Deux individus ont respectivement été arrêtés à Nanterre et à Grenoble pour avoir mis le feu à des buissons dans la journée de mardi 28 juillet. Les flammes ont rapidement été éteintes.
En période d’incendies liés aux fortes chaleurs, les autorités sont intransigeantes face aux départs de feu provoqués volontairement. À Nanterre, un individu a été interpellé mardi 28 juillet, à la mi-journée, pour avoir mis le feu à un buisson au parc André Malraux, nous indique une source policière.
Le suspect, dont l’identité et l’âge n’ont pas été précisés, a brûlé 2.000 m2 avec un briquet. Les pompiers ont réussi à l’éteindre rapidement mais les dégâts sont toutefois remarquables. L’auteur des faits est actuellement en garde à vue.

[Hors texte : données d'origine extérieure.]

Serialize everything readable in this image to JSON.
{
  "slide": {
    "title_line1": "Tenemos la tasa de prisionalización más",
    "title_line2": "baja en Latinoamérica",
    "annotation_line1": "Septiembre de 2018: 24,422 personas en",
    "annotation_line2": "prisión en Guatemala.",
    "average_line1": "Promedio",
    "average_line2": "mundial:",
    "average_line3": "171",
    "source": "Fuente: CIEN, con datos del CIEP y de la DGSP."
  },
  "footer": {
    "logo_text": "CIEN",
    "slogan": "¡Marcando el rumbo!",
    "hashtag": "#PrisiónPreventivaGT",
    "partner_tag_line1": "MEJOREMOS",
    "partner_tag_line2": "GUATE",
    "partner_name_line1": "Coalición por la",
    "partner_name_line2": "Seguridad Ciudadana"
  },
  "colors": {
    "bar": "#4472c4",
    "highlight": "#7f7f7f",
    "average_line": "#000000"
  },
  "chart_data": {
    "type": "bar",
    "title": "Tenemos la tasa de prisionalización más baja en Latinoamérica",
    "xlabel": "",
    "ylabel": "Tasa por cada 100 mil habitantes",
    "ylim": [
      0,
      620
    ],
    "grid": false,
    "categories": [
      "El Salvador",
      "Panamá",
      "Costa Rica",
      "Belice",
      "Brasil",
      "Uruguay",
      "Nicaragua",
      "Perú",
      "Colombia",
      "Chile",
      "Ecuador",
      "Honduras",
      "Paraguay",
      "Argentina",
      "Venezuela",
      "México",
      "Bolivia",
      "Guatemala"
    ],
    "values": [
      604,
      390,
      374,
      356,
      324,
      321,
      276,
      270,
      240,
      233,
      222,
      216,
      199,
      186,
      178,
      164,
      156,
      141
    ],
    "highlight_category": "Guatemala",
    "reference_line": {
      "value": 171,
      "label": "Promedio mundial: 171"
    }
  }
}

Des faits similaires se sont produit la même journée, cette fois-ci, un peu plus loin, à Grenoble, nous précise la même source policière. Un Roumain à trottinette, s’amusait à tirer des mortiers d’artifice lorsqu’un des projectiles a atterri sur un buisson qui a pris feu.

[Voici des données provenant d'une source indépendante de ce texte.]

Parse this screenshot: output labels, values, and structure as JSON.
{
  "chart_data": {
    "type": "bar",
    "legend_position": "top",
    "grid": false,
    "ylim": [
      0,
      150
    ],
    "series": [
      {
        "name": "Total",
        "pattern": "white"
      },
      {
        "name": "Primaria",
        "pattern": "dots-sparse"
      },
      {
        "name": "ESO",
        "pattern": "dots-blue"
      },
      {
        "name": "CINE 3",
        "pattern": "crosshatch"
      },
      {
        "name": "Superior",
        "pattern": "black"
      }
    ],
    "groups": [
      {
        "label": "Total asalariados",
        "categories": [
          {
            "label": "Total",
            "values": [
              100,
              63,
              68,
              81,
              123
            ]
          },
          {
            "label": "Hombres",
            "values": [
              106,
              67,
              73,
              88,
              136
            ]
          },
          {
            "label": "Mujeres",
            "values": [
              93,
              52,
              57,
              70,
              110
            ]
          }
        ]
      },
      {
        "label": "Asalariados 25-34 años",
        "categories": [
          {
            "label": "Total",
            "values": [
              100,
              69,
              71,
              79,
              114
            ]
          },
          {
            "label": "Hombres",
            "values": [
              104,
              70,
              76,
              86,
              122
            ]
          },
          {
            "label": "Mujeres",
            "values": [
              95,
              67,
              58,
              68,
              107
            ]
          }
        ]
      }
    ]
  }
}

Fort heureusement, les flammes ne se sont pas propagées grâce à l’intervention des passants. L’individu de 28 ans, déjà connu des services de police, a été placé en garde à vue.
trois ans de prison
En moyenne, neuf feux sur dix sont provoqués par l’humain. Une personne ayant déclenché volontairement un feu encourt jusqu’à trois ans de prison et 45.000 euros d’amende, comme le rappelle le site Legifrance.gouv. Cela peut monter jusqu’à dix ans d’emprisonnement si une ou plusieurs personnes périssent dans les flammes. La prescription de soins psychologiques peut aussi être appliquée.
Si le feu a été déclenché involontairement, l’auteur des faits encourt jusqu’à deux ans de prison et 30.000 euros d’amende.
Depuis le début de l’été, les pompiers luttent en vain contre les incendies. Les derniers en date, ceux des Landes et de Gironde, sont particulièrement difficiles à éteindre, notamment en raison des températures excessives et des vents violents.
Une enquête a été ouverte pour déterminer les causes de l’incendie. Selon les premiers éléments, celui de Gironde aurait probablement été volontaire, onze personnes étant poursuivies en justice, accusées d’y avoir mis le feu.